Les funérailles des fusillés, 20 août 1944 :
Le 20 août 1944, Rodez célébra, en présence du CDL dont c’était la première apparition publique, un grandiose hommage aux victimes de la tuerie de Sainte-Radegonde. Des milliers de personnes se rassemblèrent, place d’Armes, près des cercueils rassemblés autour du monument aux morts. L’évêque de Rodez et Vabres, Mgr. Challliol, pourtant jusqu’au bout zélé maréchaliste, y participa et prit la parole avant de donner l’absoute.

Le procès de Toulouse (1951) :
Ce furent deux membres du SD de Rodez qui avaient pris l’initiative du massacre : Stettien chef des renseignements de l’Aveyron et le caporal interprète Fienemann (alias "le Grand-Luc"). Ils convainquirent le colonel Steuber chef de la Kommandantur de Rodez de donner l’ordre de l’exfiltration de prison puis de l’exécution des trente. Au procès de la "Gestapo" de Rodez (Toulouse, 6-11 juin 1951), Fienemann fut condamné vingt ans de bagne et vingt ans d’interdiction de séjour pour sa responsabilité dans le massacre de Sainte-Radegonde. Ce verdict provoqua des remous en Aveyron. Les habitants de Rodez conservaient le souvenir de l’homme terrible, cruel et fanatique qu’était Fienemann, présent dans la ville à partir de l’automne 1943.


Notice Sainte-Radegonde (Aveyron), Champ de tir, 17 août 1944 par André Balent, version mise en ligne le 22 septembre 2015, dernière modification le 12 février 2019.

SOURCES : José Cubero, La résistance à Toulouse et dans la Région 4, Bordeaux, Éditions Sud-Ouest, 2005, 415 p. [pp, 334 & 336]. — Christian Font, Henri Moizet, L’Aveyron et les Aveyronnais durant la 2e guerre mondiale, Rodez et Toulouse, CDDP Rodez, CDIHP Aveyron, CRDP Midi-Pyrénées, 1995, 226 p. — Christian Font, Henri Moizet, Maquis et combats en Aveyron, Chronologie 1936-1945, Rodez & Toulouse, ONAC Aveyron, ANACR Aveyron, CRDP Midi-Pyrénées, 2e édition, 2001, 412 p. [p. 269, pp. 362-364]. — Christian Font, Henri Moizet, Construire l’histoire de la Résistance.
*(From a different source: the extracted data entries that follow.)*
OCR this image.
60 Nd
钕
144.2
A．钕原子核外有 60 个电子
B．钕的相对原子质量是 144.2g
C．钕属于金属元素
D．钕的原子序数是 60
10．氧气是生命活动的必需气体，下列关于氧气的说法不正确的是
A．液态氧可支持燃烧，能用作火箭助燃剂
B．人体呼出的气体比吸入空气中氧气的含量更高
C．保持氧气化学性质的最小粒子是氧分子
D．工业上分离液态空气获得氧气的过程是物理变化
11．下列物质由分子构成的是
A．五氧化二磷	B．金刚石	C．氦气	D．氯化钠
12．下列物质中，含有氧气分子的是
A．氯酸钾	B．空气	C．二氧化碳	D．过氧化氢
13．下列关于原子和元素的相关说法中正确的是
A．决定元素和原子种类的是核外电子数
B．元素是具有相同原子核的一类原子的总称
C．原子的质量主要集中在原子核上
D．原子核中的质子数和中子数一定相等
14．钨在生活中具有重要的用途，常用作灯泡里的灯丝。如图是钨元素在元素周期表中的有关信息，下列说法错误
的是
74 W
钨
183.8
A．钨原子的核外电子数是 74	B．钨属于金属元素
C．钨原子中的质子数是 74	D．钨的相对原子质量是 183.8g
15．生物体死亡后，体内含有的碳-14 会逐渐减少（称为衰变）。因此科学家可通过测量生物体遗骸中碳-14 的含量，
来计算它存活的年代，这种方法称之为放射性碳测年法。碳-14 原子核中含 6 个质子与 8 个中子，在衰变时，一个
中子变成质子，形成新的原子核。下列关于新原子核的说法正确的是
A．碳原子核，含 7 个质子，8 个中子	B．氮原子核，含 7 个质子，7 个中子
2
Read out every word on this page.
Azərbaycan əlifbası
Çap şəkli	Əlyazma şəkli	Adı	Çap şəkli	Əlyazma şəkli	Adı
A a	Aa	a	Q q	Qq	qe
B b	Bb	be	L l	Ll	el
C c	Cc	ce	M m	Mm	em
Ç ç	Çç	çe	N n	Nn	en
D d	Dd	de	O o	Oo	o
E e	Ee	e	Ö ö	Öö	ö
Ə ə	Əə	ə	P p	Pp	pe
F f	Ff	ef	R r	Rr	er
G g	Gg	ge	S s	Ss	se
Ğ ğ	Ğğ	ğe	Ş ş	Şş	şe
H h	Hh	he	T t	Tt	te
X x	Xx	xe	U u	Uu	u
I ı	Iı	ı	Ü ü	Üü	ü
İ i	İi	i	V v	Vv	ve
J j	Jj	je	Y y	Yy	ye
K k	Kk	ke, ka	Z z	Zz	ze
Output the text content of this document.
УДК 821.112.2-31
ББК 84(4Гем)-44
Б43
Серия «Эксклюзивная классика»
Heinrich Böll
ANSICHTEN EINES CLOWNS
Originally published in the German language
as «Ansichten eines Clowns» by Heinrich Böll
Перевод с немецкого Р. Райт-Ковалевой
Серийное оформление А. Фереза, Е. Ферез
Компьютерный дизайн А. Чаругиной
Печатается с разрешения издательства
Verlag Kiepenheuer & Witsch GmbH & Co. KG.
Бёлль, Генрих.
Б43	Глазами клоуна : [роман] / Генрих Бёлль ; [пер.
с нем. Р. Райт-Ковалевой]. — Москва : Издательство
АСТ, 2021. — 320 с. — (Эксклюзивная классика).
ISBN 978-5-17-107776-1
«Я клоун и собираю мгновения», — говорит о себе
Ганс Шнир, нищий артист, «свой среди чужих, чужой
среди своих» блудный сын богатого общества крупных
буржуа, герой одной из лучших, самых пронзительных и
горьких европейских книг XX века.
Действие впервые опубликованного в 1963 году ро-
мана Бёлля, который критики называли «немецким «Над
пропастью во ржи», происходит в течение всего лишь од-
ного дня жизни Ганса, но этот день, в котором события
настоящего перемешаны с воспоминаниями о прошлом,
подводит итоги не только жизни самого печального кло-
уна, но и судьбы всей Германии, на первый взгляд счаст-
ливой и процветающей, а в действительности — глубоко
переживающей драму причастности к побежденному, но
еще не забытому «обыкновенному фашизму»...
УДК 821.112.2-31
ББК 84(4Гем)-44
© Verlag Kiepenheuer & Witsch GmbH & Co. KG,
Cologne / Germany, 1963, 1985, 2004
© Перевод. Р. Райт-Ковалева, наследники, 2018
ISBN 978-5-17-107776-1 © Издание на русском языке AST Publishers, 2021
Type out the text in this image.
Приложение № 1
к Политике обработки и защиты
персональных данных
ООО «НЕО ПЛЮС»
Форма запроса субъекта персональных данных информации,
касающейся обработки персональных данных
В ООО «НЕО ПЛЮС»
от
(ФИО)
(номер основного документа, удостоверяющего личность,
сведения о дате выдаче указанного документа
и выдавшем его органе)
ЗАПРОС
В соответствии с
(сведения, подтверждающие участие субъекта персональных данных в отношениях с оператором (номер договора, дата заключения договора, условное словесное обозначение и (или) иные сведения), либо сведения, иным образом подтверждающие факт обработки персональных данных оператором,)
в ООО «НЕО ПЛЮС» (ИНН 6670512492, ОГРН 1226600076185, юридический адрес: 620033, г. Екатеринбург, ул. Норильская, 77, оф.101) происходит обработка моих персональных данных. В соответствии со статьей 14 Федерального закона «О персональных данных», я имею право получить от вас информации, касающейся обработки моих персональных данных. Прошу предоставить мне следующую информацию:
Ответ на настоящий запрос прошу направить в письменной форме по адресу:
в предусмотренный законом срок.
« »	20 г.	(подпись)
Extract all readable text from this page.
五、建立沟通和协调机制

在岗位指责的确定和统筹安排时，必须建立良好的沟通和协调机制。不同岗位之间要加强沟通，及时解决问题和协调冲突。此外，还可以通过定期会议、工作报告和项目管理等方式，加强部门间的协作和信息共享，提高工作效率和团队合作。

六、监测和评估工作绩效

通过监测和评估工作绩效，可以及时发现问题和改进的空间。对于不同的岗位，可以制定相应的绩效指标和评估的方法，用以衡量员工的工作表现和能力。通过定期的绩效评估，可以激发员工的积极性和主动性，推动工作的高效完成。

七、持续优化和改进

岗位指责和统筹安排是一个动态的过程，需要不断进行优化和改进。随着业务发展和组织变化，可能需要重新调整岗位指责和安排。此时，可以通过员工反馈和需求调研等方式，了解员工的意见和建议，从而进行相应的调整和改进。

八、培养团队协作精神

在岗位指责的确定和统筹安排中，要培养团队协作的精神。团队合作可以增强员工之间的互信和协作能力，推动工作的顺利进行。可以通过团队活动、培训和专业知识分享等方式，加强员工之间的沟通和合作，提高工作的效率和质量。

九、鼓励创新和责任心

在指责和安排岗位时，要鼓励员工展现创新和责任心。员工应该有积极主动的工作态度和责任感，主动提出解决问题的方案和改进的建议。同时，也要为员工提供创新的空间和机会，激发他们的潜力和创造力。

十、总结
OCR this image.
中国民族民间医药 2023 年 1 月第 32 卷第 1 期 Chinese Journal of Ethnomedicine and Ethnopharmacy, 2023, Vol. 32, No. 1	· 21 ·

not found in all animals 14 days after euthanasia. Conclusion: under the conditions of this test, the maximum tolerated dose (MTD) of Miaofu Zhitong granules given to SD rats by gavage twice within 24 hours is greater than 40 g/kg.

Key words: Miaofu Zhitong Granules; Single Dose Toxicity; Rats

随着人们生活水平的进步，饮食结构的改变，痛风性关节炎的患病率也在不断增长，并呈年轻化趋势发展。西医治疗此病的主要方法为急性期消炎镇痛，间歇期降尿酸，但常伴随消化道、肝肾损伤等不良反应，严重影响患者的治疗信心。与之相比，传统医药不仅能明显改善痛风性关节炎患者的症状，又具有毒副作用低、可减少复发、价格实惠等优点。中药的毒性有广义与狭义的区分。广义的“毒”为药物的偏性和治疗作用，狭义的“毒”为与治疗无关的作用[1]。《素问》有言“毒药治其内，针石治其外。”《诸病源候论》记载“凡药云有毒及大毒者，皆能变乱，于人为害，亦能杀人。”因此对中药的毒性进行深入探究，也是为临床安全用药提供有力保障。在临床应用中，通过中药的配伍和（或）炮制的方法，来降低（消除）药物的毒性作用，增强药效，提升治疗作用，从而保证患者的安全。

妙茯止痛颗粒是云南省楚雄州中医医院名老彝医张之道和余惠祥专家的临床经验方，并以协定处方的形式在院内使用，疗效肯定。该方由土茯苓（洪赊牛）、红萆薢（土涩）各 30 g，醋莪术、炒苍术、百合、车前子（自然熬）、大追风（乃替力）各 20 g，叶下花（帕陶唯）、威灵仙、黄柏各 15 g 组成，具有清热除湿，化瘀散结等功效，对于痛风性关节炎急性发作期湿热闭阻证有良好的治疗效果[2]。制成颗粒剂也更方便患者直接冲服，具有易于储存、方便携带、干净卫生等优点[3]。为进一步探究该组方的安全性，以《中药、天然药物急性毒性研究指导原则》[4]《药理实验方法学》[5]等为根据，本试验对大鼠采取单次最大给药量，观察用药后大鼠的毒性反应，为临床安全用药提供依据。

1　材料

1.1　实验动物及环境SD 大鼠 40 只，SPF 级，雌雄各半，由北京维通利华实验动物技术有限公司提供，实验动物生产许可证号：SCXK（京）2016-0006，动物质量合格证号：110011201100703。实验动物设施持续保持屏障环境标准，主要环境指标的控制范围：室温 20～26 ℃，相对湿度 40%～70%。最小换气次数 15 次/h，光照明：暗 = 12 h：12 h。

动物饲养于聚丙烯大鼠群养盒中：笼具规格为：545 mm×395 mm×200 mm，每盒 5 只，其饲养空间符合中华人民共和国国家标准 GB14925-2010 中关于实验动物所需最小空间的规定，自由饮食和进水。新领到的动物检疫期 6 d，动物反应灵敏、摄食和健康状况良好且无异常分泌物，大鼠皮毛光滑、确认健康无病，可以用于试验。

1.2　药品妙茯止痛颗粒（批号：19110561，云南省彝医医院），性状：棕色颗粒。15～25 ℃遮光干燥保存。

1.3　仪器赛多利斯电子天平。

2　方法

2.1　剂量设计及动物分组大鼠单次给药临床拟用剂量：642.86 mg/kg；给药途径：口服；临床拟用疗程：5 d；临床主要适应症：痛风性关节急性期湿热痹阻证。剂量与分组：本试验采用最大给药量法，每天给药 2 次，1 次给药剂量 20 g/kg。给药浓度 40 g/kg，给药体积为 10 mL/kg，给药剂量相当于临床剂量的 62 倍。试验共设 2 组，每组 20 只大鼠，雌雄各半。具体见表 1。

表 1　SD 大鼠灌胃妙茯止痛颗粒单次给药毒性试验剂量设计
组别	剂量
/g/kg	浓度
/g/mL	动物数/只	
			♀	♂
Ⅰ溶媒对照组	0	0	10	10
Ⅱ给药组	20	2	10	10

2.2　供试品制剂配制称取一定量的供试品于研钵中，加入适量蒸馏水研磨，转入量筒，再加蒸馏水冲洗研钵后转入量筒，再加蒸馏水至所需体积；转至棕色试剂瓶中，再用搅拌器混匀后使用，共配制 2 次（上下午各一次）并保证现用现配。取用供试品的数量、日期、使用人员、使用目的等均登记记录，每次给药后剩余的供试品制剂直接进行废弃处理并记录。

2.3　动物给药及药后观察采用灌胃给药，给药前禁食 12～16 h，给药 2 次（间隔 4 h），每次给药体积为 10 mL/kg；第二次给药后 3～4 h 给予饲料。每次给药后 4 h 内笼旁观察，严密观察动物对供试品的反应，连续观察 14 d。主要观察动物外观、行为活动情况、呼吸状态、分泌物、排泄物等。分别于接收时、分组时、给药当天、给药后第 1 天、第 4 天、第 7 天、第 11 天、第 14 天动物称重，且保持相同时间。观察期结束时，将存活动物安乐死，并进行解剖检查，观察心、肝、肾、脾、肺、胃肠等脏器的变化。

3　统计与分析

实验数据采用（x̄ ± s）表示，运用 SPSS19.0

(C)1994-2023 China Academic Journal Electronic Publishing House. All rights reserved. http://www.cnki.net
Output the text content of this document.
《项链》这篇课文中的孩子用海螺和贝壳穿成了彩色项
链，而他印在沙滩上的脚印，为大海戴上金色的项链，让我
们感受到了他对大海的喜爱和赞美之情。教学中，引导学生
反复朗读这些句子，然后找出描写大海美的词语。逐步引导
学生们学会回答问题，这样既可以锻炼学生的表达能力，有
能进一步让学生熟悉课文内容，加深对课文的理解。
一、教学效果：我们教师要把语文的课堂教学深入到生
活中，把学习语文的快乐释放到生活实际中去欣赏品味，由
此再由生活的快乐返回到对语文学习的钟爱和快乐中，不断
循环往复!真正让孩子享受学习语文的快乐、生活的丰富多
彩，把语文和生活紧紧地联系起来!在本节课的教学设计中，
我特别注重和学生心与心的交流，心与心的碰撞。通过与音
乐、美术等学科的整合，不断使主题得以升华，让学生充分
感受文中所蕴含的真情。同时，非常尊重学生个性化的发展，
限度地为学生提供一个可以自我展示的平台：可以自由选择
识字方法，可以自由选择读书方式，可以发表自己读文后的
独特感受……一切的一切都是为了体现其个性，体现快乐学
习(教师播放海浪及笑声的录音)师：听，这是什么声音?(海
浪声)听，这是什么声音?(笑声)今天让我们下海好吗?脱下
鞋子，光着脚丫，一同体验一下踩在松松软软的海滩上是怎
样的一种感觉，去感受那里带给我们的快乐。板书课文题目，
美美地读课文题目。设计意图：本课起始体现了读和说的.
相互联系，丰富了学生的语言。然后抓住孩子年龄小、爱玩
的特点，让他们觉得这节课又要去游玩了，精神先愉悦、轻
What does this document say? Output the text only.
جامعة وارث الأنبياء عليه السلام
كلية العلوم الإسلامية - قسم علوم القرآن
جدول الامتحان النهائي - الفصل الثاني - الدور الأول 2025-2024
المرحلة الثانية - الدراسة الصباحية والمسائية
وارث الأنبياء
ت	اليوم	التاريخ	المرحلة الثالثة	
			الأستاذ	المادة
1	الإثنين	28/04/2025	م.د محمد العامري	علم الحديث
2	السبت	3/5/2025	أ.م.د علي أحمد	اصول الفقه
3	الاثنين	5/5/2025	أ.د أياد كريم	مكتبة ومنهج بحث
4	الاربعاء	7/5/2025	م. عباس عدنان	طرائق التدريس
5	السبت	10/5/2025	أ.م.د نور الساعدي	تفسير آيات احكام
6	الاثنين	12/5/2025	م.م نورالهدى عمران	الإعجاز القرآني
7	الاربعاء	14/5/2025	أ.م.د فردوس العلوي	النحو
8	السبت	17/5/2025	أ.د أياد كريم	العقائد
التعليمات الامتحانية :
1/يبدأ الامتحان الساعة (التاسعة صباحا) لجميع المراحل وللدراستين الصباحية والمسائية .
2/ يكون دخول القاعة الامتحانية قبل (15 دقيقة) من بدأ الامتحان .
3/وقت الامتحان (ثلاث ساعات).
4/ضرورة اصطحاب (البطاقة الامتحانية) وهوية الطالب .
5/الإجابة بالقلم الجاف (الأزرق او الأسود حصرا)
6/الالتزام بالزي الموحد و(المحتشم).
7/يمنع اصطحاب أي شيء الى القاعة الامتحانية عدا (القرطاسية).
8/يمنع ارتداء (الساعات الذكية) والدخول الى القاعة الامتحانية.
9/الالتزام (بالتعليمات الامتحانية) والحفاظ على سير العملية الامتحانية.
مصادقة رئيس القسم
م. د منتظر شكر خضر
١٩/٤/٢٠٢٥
Aveyron 1944, Rodez & Toulouse, CDDP Rodez, CDHIP Rodez, CRDP Midi-Pyrénées, 1997, 343 p. [pp. 225-229, 240, 316]. — Henri Noguères (avec la collaboration de Marcel Degliame-Fouché), Histoire de la Résistance en France, tome 5, Au grand soleil de la Libération 1er juin 1944-15 mai 1945, Paris, Robert Laffont, 1981, 923 p. [p. 599-600]. — Mémorial du Rouergue en résistance, Rodez, ONAC, 1994, 118 p. [quatre pages (pp. 16-19) sur le monument de Sainte-Radegonde].